En août dernier, l’Arav, soucieuse de garantir le respect des lois de la République et les réglementations en vigueur, a décidé la fermeture immédiate et définitive de la chaîne El Djazairia One, pour des motifs liés au non respect des exigences de l'ordre public et d'autres en rapport avec les poursuites judiciaires à l'encontre des fondateurs et gérants de cette chaîne. Autres décisions entérinées celle portant sur la suspension temporaire des chaines El Bilad TV et El Hayat TV pour manquements répétés à la déontologie et aux règles professionnelles. Selon le président de l'Arav, les missions dévolues à cette institution «sont d'une extrême sensibilité vu qu'elles traitent d'un domaine dont l'impact sur la conscience collective est tout aussi extrêmement important». Ce qui surprend toutefois dans le redéploiement de l'Arav jamais aussi manifestement accompli comme c'est le cas depuis 2020, c’est que ce constat est consacré avant même que l’institution ne soit dotée de l’effectif et de la logistique nécessaires. Une telle institution a en effet grandement besoin de s’armer en moyens humains et matériels face à un contexte délicat fait de la multiplication des attaques médiatiques ciblant l’Algérie, ses institutions, son unité et sa cohésion nationale.

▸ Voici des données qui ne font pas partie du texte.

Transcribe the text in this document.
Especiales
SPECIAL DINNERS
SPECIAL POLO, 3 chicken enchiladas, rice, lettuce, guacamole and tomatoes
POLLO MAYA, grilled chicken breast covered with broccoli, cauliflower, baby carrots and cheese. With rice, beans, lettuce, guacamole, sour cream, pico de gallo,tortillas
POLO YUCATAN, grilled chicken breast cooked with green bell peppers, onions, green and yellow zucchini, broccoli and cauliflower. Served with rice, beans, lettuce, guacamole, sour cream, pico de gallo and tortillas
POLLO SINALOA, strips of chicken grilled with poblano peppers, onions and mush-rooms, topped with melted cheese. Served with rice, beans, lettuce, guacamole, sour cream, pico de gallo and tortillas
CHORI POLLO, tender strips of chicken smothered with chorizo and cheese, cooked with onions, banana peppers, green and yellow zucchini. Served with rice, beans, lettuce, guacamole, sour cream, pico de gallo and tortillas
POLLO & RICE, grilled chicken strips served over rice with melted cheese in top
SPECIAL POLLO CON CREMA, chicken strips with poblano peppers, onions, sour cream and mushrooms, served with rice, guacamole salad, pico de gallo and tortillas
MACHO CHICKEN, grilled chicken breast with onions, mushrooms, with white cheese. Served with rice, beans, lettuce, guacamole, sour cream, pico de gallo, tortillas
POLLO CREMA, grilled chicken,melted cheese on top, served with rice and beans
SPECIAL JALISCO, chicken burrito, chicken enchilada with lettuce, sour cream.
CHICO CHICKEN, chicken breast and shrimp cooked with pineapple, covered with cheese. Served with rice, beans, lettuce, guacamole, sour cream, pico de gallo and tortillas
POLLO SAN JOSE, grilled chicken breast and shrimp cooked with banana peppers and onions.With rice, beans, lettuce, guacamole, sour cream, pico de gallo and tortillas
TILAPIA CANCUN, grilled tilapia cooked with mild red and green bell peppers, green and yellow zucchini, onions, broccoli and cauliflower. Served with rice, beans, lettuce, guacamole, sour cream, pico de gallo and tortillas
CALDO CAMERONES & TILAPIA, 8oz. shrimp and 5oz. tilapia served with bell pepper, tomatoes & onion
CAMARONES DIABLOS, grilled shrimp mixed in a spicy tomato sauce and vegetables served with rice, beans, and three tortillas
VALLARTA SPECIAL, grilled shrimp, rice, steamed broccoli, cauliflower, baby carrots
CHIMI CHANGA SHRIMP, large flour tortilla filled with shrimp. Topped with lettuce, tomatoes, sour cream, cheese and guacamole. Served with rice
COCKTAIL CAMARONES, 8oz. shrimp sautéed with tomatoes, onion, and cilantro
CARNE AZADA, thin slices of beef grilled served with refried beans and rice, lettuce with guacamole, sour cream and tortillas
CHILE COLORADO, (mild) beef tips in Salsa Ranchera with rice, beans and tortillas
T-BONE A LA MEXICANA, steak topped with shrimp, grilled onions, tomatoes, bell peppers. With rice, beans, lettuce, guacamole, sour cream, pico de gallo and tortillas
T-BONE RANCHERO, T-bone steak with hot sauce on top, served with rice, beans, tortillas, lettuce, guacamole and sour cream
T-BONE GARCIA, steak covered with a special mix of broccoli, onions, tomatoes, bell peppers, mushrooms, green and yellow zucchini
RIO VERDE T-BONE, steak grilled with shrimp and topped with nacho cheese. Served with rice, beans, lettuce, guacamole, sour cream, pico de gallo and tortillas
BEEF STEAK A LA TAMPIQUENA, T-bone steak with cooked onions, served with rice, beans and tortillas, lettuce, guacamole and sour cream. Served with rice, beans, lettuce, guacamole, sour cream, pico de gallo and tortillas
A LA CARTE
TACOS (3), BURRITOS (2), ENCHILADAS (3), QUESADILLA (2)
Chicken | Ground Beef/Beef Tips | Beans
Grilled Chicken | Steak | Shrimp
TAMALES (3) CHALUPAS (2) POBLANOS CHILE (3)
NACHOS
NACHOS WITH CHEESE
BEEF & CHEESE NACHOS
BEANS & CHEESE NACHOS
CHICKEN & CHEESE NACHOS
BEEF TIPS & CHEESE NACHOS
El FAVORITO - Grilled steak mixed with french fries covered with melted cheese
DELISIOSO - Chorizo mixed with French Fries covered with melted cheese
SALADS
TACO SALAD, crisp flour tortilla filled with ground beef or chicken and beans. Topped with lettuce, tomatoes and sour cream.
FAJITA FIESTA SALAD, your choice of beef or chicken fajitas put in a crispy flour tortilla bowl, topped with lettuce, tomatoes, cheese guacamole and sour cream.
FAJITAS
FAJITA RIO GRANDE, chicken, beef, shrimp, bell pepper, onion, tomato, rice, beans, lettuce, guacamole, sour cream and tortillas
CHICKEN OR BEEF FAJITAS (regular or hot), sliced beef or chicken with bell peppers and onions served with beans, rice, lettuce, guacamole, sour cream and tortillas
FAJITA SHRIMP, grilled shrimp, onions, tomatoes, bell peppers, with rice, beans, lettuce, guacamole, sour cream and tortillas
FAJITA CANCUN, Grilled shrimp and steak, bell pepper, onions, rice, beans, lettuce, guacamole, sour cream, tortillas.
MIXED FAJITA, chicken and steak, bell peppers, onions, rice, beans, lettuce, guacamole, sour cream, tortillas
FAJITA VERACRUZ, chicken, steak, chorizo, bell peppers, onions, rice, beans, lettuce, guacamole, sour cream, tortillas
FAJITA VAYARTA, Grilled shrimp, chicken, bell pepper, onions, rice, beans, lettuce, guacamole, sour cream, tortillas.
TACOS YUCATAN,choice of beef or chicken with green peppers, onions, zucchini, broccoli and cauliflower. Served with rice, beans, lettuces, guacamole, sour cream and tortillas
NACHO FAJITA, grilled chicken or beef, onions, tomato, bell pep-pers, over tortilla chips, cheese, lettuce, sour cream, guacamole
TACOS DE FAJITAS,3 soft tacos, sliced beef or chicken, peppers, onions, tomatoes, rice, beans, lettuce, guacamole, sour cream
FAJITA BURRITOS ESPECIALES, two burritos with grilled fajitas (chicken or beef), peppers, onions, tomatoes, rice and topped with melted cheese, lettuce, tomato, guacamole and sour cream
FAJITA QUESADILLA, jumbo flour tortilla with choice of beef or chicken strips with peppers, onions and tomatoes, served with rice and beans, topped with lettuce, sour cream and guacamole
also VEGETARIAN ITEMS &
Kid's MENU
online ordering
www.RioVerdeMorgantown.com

Cependant, à l’heure actuelle, les «bourgeons du changement » qui prennent forme progressivement du côté de l’Arav ne sont en réalité que le fruit d'un engagement entier de deux hommes qui puisent de leur riche expérience de journalistes pour redorer le blason d'un organe d’un apport vital dans la dynamique d'assainissement du paysage audiovisuel par une régulation confortant le socle de l’Etat de droit. Il faut rendre à César ce qui lui appartient, confesse le vieil adage, et dire que l'exploit consacré ces derniers mois en matière de veille médiatique est l'œuvre de son président Mohamed Louber, assisté par son proche collaborateur, Amar Bendjedda, journaliste au long parcours à la Télévision nationale qui occupe la fonction de SG de l'Arav.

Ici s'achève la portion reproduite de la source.